Patients with CLL appear to have among the weakest responses to the COVID-19 vaccine among people with various types of blood cancer. A meta-analysis published in 2022 found that seropositivity rates following vaccination were just 51% in patients with CLL, compared with 80%-90% in those with acute leukemia and 76%-80% of those with myeloma.

“Usually, the response rate to vaccination among the nonimmunocompromised would be 95%,” Dr. Wendtner said.

Research has also suggested that patients treated with B-cell pathway inhibitors and anti-CD20 antibodies are especially likely to have poorer responses to COVID-19 vaccines, no surprise considering that their job is to dampen the immune system. But there’s an unanswered question, according to Dr. Wendtner: Does “just measuring B-cell response tell us everything about the immune response?”

The new prospective, single-institution study aims to answer that question in patients who each received two types of vaccines. Researchers compared peripheral blood mononuclear cell transcriptional response with antibody and T-cell response rates in 15 patients with CLL/small lymphocytic lymphoma following vaccination with both the Pfizer-BioNTech and AstraZeneca vaccines.

The average antibody response was limited. “Overall, 7/15 of patients failed to mount a humoral response even after three-dose vaccination,” the researchers reported.
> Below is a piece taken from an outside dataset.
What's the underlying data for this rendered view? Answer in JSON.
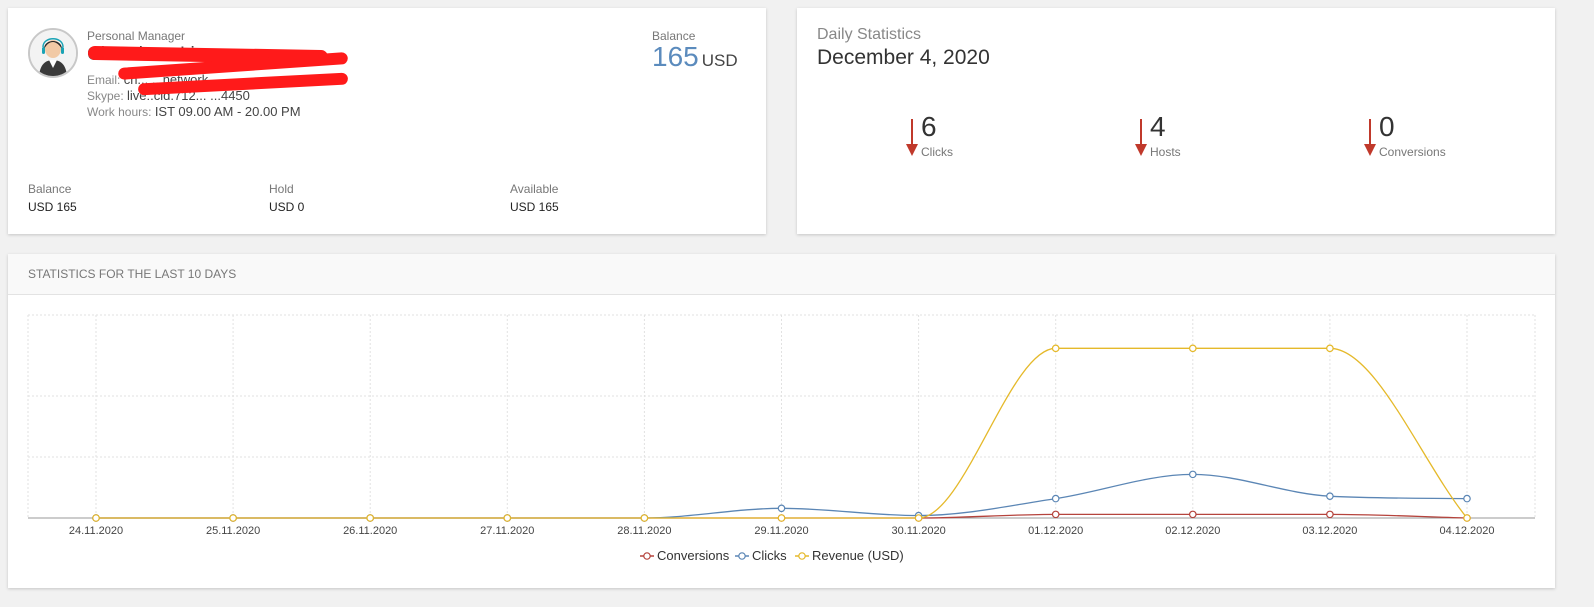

All of the patients were “heavily pretreated” with CLL medications such as venetoclax, an anti-CD20 monoclonal antibody.

By contrast, the T-cell response was much stronger: 80% of patients (12/15) had a robust response, a number that grew to 90% (14/15) after a booster. This response is “almost ideal” considering that the response in a nonimmunocompromised person would be about 99%, Dr. Wendtner said.

The study also revealed that vaccine responses were weaker in patients who took a combination of a Bruton tyrosine kinase inhibitor and venetoclax within a year.

Four patients developed COVID-19 infections with the Omicron variant about 6 months after vaccination. All had mild symptoms. A lone patient had a history of COVID-19 infection prior to vaccination.

The researchers noted that the study had several limitations, including its small size, its reliance on a single institution, and the differences in treatments and vaccination protocols among the patient population.

Broadly speaking, the study showed that “a vaccine is not in vain” in patients with CLL, “although the doctor might not detect an antibody response,” Dr. Wendtner said. He added that mixing vaccine types should provide more protection. Start with a viral vector vaccine followed by an mRNA vaccine or vice versa, he suggested.

In an interview, infectious disease physician Joshua A. Hill, MD, from Fred Hutchinson Cancer Center, Seattle, who wasn’t involved with the study, said it makes “important and interesting observations to reinforce other studies with similar findings.”

Specifically, Dr. Hill said, “despite the absence of a robust antibody response some of these patients who are on active treatment, patients can still generate robust cellular immune responses in the form of T-cell immunity. Our understanding is that having T cell immunity will provide important additional protection for developing severe disease, although is less easily tested.”

As for the best vaccination strategies, Dr. Hill said “patients should get vaccinated as soon as they are eligible, according to standard guidelines. If patients have not yet started therapy, they should get their indicated vaccines before starting treatment whenever possible.”

The German study was funded by the National Institute of Diabetes and Digestive and Kidney Diseases and the Bavarian State Ministry of Science and Art. Dr. Wendtner disclosed consultant fees from AstraZeneca and BioNTech, and another author disclosed consultant fees from AstraZeneca. The other authors reported no disclosures. Dr. Hill disclosed consultant fees from Moderna, Pfizer, and Gilead.